“So the rumor spread in the community that this disciple would not die. Yet Jesus did not say to him that he would not die, but, ‘If it is my will that he remain until I come, what is that to you?’” (John 21:23)
Rumors had to be addressed in Jesus’ community of disciples just as they do in ours today.
I will be the first to say that the community of God’s followers can be a very healing place to be. It is impossible for me to count the many times I have experienced both healing and renewal simply by being in the presence of my sisters and brothers in Christ.
But it is equally impossible for me to ignore that I also have experienced suffering at the hands of those who ascribe to the same faith as me.
Are you shocked that I would say this, or can you relate?
One of the most enduring things that I have learned and try to live by is the idea that I—we—should habitually aspire to bring people back to what is best or true. And while it is okay and even helpful to go off and check with another (perhaps someone whom we truly trust or sense has wisdom) about issues that affect community, if we do not learn how to then bring those conversations back to the shared table (the community), we are sabotaging our own best intentions.
Without keeping ourselves accountable to each other as a community, we will always struggle to reach our goal, which is to be made whole, to become one.
There is a plaque in my mother’s kitchen that reads “Jesus Christ is the head of this house, the silent listener of every conversation, the unseen host of every meal.” The point: As God’s baptized we have no real secrets, and mischief is not a fruit of the Spirit. Neither is spreading rumors.
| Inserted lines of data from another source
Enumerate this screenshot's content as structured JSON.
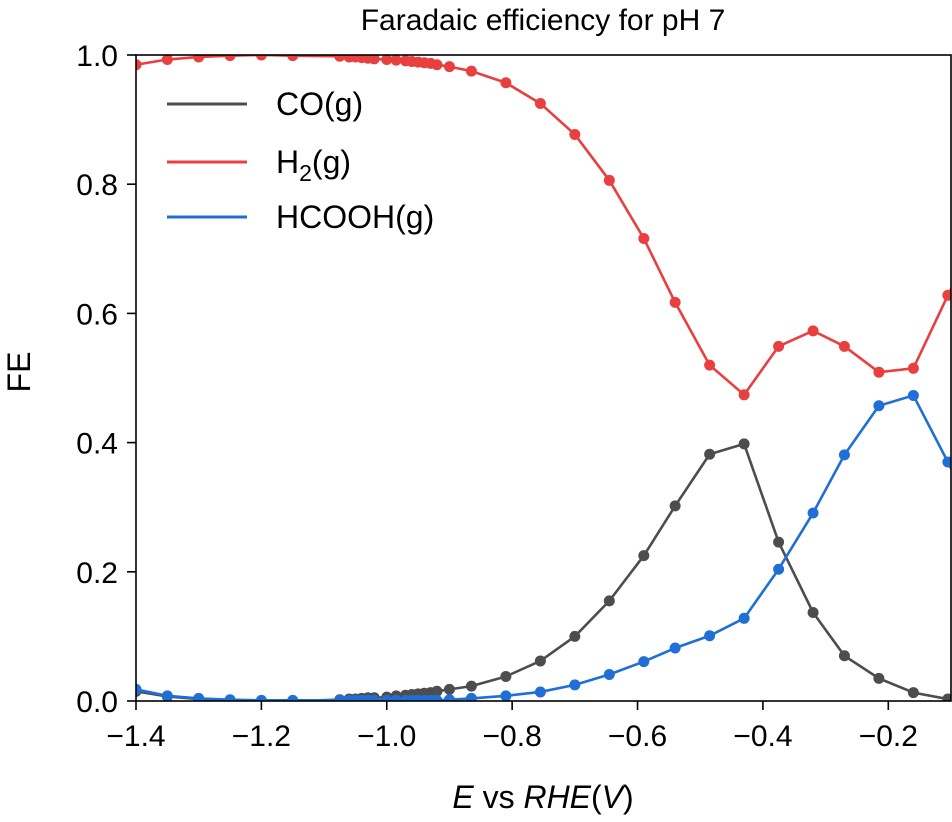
{
  "chart_data": {
    "type": "line",
    "title": "Faradaic efficiency for pH 7",
    "xlabel_parts": [
      {
        "text": "E",
        "italic": true
      },
      {
        "text": " vs ",
        "italic": false
      },
      {
        "text": "RHE",
        "italic": true
      },
      {
        "text": "(",
        "italic": false
      },
      {
        "text": "V",
        "italic": true
      },
      {
        "text": ")",
        "italic": false
      }
    ],
    "ylabel": "FE",
    "xlim": [
      -1.4,
      -0.1
    ],
    "ylim": [
      0.0,
      1.0
    ],
    "xticks": [
      {
        "value": -1.4,
        "label": "−1.4"
      },
      {
        "value": -1.2,
        "label": "−1.2"
      },
      {
        "value": -1.0,
        "label": "−1.0"
      },
      {
        "value": -0.8,
        "label": "−0.8"
      },
      {
        "value": -0.6,
        "label": "−0.6"
      },
      {
        "value": -0.4,
        "label": "−0.4"
      },
      {
        "value": -0.2,
        "label": "−0.2"
      }
    ],
    "yticks": [
      {
        "value": 0.0,
        "label": "0.0"
      },
      {
        "value": 0.2,
        "label": "0.2"
      },
      {
        "value": 0.4,
        "label": "0.4"
      },
      {
        "value": 0.6,
        "label": "0.6"
      },
      {
        "value": 0.8,
        "label": "0.8"
      },
      {
        "value": 1.0,
        "label": "1.0"
      }
    ],
    "grid": false,
    "legend_position": "top-left",
    "series": [
      {
        "name": "CO(g)",
        "legend_main": "CO(g)",
        "legend_sub": "",
        "legend_tail": "",
        "color": "#4d4d4d",
        "x": [
          -1.4,
          -1.35,
          -1.3,
          -1.25,
          -1.2,
          -1.15,
          -1.075,
          -1.06,
          -1.05,
          -1.04,
          -1.03,
          -1.02,
          -1.0,
          -0.985,
          -0.97,
          -0.96,
          -0.95,
          -0.94,
          -0.93,
          -0.92,
          -0.9,
          -0.865,
          -0.81,
          -0.755,
          -0.7,
          -0.645,
          -0.59,
          -0.54,
          -0.485,
          -0.43,
          -0.375,
          -0.32,
          -0.27,
          -0.215,
          -0.16,
          -0.105,
          -0.08
        ],
        "y": [
          0.015,
          0.007,
          0.003,
          0.001,
          0.0,
          0.0,
          0.002,
          0.003,
          0.003,
          0.004,
          0.005,
          0.005,
          0.006,
          0.008,
          0.009,
          0.01,
          0.011,
          0.012,
          0.013,
          0.015,
          0.018,
          0.023,
          0.038,
          0.062,
          0.1,
          0.155,
          0.225,
          0.302,
          0.382,
          0.398,
          0.246,
          0.137,
          0.07,
          0.035,
          0.013,
          0.003,
          0.0
        ]
      },
      {
        "name": "H2(g)",
        "legend_main": "H",
        "legend_sub": "2",
        "legend_tail": "(g)",
        "color": "#e84040",
        "x": [
          -1.4,
          -1.35,
          -1.3,
          -1.25,
          -1.2,
          -1.15,
          -1.075,
          -1.06,
          -1.05,
          -1.04,
          -1.03,
          -1.02,
          -1.0,
          -0.985,
          -0.97,
          -0.96,
          -0.95,
          -0.94,
          -0.93,
          -0.92,
          -0.9,
          -0.865,
          -0.81,
          -0.755,
          -0.7,
          -0.645,
          -0.59,
          -0.54,
          -0.485,
          -0.43,
          -0.375,
          -0.32,
          -0.27,
          -0.215,
          -0.16,
          -0.105,
          -0.08
        ],
        "y": [
          0.985,
          0.993,
          0.997,
          0.999,
          1.0,
          0.999,
          0.998,
          0.997,
          0.997,
          0.996,
          0.995,
          0.994,
          0.993,
          0.992,
          0.991,
          0.99,
          0.989,
          0.988,
          0.987,
          0.985,
          0.982,
          0.975,
          0.957,
          0.925,
          0.877,
          0.806,
          0.716,
          0.617,
          0.52,
          0.474,
          0.549,
          0.573,
          0.549,
          0.509,
          0.515,
          0.628,
          0.675
        ]
      },
      {
        "name": "HCOOH(g)",
        "legend_main": "HCOOH(g)",
        "legend_sub": "",
        "legend_tail": "",
        "color": "#1f6fd6",
        "x": [
          -1.4,
          -1.35,
          -1.3,
          -1.25,
          -1.2,
          -1.15,
          -1.075,
          -1.06,
          -1.05,
          -1.04,
          -1.03,
          -1.02,
          -1.0,
          -0.985,
          -0.97,
          -0.96,
          -0.95,
          -0.94,
          -0.93,
          -0.92,
          -0.9,
          -0.865,
          -0.81,
          -0.755,
          -0.7,
          -0.645,
          -0.59,
          -0.54,
          -0.485,
          -0.43,
          -0.375,
          -0.32,
          -0.27,
          -0.215,
          -0.16,
          -0.105,
          -0.08
        ],
        "y": [
          0.018,
          0.008,
          0.004,
          0.002,
          0.001,
          0.001,
          0.001,
          0.001,
          0.001,
          0.001,
          0.001,
          0.001,
          0.001,
          0.001,
          0.001,
          0.001,
          0.001,
          0.001,
          0.001,
          0.001,
          0.002,
          0.004,
          0.008,
          0.014,
          0.025,
          0.041,
          0.061,
          0.082,
          0.101,
          0.128,
          0.204,
          0.291,
          0.381,
          0.457,
          0.473,
          0.37,
          0.32
        ]
      }
    ]
  }
}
Creating or sustaining a culture in which innuendos thrive and cliques of allegiance have more to do with judging the other than with reflecting God’s healing grace and endless mercy places a community squarely and clearly counter to our head, Jesus the Christ.
I confess it is easier to practice this kind of transparency with my husband and my close circle of women friends whom I trust with my heart and life than it is with my congregation or even my colleagues. Yet, I aspire to it. Our purpose statement reflects this back to us.
Inez Torres Davis is director for justice, Women of the ELCA.